Os dias que passou, então sim, mergulhado num verdadeiro torpor, a casa emudecida findos os seus tic-tacs (o do relógio e o outro, fiel acompanhante da transcrição dos seus pensamentos) foram-se multiplicando indefinidamente. As horas passadas surgiam-lhe desfocadas, certamente indiferentes tais como as presentes e as futuras, fundindo-se num emaranhado que não lhe interessava desfazer. Mas sentia agora como as cortinas invulgarmente corridas e uns tímidos raios de sol batendo levemente na máquina de escrever adormecida, tinham um efeito disruptor.

Um passo de cada vez, pensou, pousando o olhar no Pluto, agora menos escanzelado, não pela atenção do dono, mas porque também ele se reerguera, aprendendo a alimentar-se sozinho, o que agora o outro reconhecia com prazer. Hoje observo o mundo porque há ervas a crescerem por entra as fendas do passeio, um veleiro destemido a brincar na indeterminação do horizonte e um lagarto por baixo da janela a que está a crescer uma nova cauda.
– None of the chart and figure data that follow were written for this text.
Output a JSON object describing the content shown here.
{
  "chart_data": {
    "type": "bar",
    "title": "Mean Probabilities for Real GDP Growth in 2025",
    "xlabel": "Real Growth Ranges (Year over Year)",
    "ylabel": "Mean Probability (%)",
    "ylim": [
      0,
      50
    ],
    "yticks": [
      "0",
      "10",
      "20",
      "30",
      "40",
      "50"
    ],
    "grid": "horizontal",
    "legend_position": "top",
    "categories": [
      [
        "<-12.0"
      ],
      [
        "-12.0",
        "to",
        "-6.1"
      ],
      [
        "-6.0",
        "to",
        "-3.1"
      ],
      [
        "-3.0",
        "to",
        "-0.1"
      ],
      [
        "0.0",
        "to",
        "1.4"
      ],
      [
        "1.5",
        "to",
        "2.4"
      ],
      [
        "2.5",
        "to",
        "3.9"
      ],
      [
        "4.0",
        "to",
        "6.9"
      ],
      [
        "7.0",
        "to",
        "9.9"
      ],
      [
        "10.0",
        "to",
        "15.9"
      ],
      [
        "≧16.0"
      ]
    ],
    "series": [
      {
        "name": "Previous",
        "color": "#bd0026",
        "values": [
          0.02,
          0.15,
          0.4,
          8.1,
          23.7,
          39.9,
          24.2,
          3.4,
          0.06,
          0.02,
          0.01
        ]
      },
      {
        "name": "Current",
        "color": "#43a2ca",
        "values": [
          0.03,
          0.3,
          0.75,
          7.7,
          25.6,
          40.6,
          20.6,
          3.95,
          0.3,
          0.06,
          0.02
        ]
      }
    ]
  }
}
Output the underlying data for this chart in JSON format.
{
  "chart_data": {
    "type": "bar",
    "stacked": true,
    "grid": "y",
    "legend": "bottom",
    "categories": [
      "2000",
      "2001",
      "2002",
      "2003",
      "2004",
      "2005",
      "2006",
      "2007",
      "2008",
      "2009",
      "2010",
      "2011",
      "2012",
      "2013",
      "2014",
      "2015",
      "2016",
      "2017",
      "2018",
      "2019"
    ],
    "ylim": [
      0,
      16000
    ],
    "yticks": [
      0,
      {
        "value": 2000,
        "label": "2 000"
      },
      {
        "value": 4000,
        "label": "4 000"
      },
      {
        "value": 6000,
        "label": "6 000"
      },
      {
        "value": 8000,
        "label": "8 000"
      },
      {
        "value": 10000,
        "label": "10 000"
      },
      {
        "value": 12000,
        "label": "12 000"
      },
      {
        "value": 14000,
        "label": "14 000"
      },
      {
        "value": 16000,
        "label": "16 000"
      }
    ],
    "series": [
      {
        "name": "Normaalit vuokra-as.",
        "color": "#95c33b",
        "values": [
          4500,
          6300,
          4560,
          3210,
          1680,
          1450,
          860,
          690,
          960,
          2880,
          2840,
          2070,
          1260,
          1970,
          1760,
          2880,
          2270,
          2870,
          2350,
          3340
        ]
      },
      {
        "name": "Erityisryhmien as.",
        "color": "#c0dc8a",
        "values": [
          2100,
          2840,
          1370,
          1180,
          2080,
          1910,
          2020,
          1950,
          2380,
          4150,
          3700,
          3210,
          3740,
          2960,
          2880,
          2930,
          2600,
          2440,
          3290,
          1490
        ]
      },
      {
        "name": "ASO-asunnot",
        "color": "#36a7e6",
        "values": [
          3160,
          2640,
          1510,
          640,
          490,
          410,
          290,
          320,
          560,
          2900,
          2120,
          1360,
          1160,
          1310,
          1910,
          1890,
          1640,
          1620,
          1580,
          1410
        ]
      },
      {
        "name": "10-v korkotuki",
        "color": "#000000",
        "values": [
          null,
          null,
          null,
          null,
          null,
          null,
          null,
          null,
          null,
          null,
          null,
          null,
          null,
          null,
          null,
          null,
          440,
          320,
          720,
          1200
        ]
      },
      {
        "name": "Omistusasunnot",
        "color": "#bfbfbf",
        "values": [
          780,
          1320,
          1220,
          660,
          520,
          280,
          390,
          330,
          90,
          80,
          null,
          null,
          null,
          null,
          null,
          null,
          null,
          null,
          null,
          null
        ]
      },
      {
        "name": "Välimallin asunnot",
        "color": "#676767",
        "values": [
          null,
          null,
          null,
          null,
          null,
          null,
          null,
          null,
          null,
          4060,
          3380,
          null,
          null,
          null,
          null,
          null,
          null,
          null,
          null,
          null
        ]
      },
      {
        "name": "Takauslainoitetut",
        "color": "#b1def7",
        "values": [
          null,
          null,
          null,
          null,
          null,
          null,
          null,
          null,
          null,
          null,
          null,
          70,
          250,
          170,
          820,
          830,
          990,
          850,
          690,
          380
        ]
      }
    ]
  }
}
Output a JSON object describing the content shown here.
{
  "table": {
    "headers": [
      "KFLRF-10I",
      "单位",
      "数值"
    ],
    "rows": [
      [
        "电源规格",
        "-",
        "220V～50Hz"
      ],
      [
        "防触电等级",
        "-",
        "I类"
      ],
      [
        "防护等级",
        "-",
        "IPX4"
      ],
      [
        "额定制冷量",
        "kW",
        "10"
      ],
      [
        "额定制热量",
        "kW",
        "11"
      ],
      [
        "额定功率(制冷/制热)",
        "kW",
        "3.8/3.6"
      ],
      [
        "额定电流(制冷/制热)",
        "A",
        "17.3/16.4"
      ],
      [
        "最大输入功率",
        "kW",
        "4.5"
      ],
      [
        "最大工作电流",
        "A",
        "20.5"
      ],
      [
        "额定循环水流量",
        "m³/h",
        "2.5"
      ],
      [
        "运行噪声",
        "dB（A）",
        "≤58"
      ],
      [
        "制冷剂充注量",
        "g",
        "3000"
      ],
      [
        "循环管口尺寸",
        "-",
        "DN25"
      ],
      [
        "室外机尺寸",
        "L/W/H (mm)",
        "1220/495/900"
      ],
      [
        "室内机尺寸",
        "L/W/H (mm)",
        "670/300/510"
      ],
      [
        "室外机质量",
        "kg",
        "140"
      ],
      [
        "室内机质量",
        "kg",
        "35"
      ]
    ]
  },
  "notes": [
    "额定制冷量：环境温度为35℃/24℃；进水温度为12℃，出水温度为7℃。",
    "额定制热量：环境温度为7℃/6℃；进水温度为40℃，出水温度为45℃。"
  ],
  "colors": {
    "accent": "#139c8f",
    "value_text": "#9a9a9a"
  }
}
Deslumbrado, nem estranhou dirigir-se à estação para andar de comboio pela primeira vez, imaginava apenas que, tal como a árvore que agora habita uma casa abandonada qualquer, os seus ramos a rasgarem o teto sem questionarem o xilema que lhes corre nos vasos, sentindo-o apenas, vivendo o milagre em toda a sua simplicidade, a sua alma regenerar-se-ia. E, algures numa casa que ela decorou ao seu gosto (as almofadas combinam com as cortinas que não estão desbotadas), talvez nem todos os relógios tenham corda.